Our culture would call them impossibly intolerant, narrow, recklessly ignorant, and defiant, but in standing firm they were saved.  They were promoted to unprecedented positions of influence (Daniel 2:48-49).  Repeatedly, the knowledge of God and his unique power to save spread throughout Babylon through their testimonies reinforced by their willingness to die for their faith (Daniel 3 and 6).  And in the end, Daniel prospered (Dan. 6:28).

This story both raises and answers the question, “How do God’s people flourish to the praise of his glorious grace, and how do they bring others into his Kingdom while they are in captivity in Babylon?”

Answer:  We don’t compromise.  Instead, we go deeper in following Jesus, living his life for all to see, intensively and together. That’s exactly what St. Benedict did when faced with the collapse of the Roman Empire and the advent of a new era of lawlessness.  He chose to live in deep, uncompromising fidelity to the gospel by creating communities of faith living intensively and together.  They kept the love of God and the love of truth alive, bringing forth a mighty movement, a reformation of the Church, and a reorganization for mission that kept the gospel alive during the Dark Ages.  

In the spirit of Daniel and his companions, the heroes of Hebrews 11, and St. Benedict, Rod Dreher argues in The Benedict Option (New York, 2017) that the western Church must redefine its relationship with an increasingly secular culture by not relying on respect for Christianity and politics to maintain biblical faithfulness and values:  

“We should stop trying to meet the world on its own terms and focus on building up fidelity in distinct community. Instead of being seeker-friendly, we should be finder friendly, offering those who come to us a new and different way of life. It must be a way of life shaped by the biblical story and practices that keep us firmly rooted on the truths of that story in a world that wants to obscure them and make us forget”(at 121).
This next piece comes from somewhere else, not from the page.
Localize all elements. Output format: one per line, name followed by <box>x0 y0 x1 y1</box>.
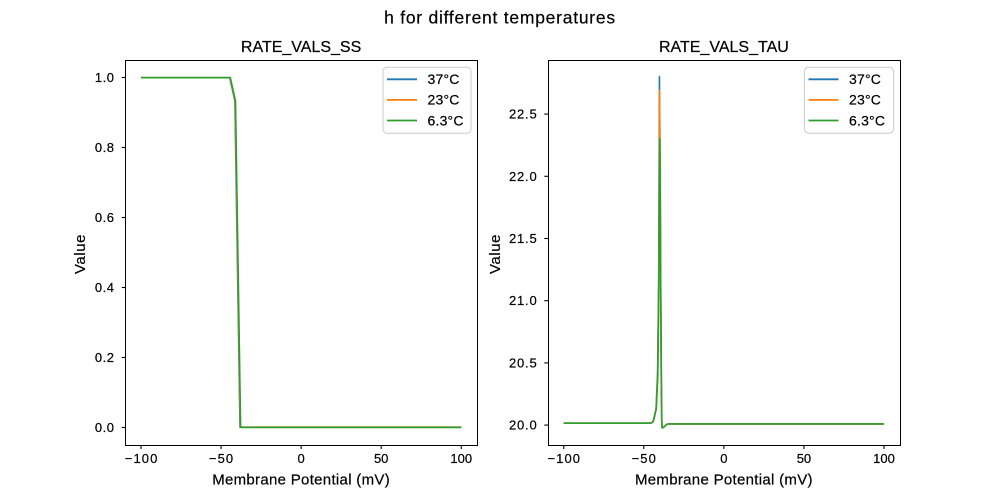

However, Dreher does not acknowledge the desperate need for the western Church to recover the person and power of the Holy Spirit as we do in The Fire in the Fireplace video series [].  In addition, we must be both “finder-friendly” and “seeker-friendly” so that those who do not yet know Jesus can engage with us on safe ground—like shared community outreach and Alpha dinners and talks.  Through resources like our Rediscovering Evangelism video series, [] we can learn how to share our faith with others. 

For our part, the American Anglican Council will not abandon our voice in the marketplace of ideas and especially in the defense of religious freedom as part of the trust and heritage to which God has called us. The strategy for the Church in these times is a long obedience in the same direction. It’s the biblical, Holy Spirit inspired, and ancient catholic “Kingdom assignment” to proclaim Jesus Christ and fidelity to the life he offers to every authority, power, language, tribe and nation– right now.  This is the strategy that will shape the priorities of the American Anglican Council in the years ahead.